The paper by Pablo López-Silva and Emmanuel Méndez focuses on the puzzling phenomenon of delusions of thought insertion in the context of schizophrenia. People with delusions sometimes report that thoughts occur in their minds that are not their own but were inserted there by an external agent. The precise etiology, phenomenology, and clinical significance of thought insertion are all topics of lively debate (see López-Silva and McClelland 2023). In this paper, López-Silva and Méndez address a different issue, namely whether thought insertion can be aptly considered as a counterexample to the widely held claim that it is simply not possible to be mistaken about which thoughts are one’s own. Such an idea is of broadly Wittgensteinian inspiration, but its best-known formulation is due to a classic paper by Sydney Shoemaker, who called it “immunity to error through misidentification” (1968). Years later, in another famous paper, John Campbell discussed Shoemaker’s proposal in the light of delusions of thought insertion in the context of schizophrenia (Campbell 1999). López-Silva and Méndez take up this classic debate and argue that thought insertion (as discussed by Campbell) does not falsify Shoemaker’s principle.
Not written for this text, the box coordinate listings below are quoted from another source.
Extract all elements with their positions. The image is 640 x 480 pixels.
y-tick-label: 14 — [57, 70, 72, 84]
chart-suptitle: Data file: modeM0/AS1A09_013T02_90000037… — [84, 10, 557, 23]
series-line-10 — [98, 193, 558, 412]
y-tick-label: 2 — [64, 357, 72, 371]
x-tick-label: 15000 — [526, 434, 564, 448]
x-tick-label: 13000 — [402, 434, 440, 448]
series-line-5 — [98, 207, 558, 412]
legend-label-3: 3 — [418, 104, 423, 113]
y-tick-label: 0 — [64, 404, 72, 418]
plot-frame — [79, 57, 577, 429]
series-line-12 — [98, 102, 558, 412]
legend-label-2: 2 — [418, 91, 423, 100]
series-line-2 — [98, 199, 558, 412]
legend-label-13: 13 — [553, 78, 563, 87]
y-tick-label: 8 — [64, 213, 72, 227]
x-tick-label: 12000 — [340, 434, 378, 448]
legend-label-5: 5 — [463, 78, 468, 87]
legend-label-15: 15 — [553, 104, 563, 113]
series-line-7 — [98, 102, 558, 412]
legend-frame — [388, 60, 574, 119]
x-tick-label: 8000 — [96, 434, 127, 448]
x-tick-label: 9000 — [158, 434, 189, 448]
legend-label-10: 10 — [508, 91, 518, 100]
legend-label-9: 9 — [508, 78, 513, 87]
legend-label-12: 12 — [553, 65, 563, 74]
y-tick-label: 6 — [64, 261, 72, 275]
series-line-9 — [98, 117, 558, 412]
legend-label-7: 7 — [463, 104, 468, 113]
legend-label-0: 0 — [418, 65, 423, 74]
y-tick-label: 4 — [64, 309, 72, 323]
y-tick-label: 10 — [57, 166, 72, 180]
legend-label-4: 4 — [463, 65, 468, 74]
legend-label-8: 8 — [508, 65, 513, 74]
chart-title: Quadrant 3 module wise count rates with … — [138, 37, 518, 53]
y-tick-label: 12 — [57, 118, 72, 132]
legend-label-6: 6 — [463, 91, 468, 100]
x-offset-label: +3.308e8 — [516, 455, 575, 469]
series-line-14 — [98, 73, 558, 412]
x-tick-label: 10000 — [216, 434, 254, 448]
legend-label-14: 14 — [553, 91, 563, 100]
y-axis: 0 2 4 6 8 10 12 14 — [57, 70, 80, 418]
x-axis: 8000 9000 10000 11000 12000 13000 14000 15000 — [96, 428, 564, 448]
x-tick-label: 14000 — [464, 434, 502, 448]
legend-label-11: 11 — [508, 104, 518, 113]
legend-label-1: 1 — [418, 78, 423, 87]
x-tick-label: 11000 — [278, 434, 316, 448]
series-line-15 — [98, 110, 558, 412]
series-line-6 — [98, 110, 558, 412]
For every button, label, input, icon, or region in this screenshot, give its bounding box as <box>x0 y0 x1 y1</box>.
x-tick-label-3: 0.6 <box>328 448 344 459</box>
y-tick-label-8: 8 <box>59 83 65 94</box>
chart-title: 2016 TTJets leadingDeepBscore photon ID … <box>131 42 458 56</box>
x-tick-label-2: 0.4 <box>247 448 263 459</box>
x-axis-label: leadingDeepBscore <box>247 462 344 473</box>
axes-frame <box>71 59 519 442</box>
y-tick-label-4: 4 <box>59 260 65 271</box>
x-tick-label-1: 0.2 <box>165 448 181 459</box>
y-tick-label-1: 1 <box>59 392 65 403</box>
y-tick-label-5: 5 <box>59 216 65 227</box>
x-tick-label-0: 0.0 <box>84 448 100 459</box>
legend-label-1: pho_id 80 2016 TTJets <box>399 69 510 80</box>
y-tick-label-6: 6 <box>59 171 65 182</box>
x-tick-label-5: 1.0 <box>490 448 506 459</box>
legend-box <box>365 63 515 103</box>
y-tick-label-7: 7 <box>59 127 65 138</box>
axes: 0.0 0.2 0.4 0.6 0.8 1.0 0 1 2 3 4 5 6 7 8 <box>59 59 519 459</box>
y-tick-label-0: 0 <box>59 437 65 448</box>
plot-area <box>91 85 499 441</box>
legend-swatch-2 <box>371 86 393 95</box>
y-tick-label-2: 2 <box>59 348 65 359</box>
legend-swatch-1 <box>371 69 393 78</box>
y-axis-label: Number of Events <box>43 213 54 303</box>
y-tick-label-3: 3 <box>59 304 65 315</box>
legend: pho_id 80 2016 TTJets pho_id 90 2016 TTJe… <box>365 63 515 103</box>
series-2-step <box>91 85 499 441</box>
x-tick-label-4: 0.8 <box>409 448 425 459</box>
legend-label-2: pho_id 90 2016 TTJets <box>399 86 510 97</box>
López-Silva and Méndez make two distinct points in support of this claim. First, they reconstruct the history of the controversy, identifying precisely the views held by both Shoemaker and Campbell. The kinds of immunity to error discussed by Shoemaker and Campbell, they argue, differ in important ways. On their reading, Campbell’s discussion of immunity to error cannot be a rebuttal of Shoemaker’s view, simply because the claim that Campbell discusses differs in certain key respects from the one put forward by Shoemaker. Their second move is to distinguish two different elements in the self-adscription of mental states. One concerns the location, so to speak, where the relevant states occur. In the context of thought insertion reports, the relevant thoughts are said to occur in the mind of the reporter. The second element concerns ownership per se, which is what reporters deny in cases of thought insertion, attributing the relevant thoughts to someone else as their owner. However, insofar as the relevant thoughts are said to occur in the reporter’s mind, López-Silva and Méndez argue that they still represent a partially successful case of self-adscription of mental states, albeit an atypical one.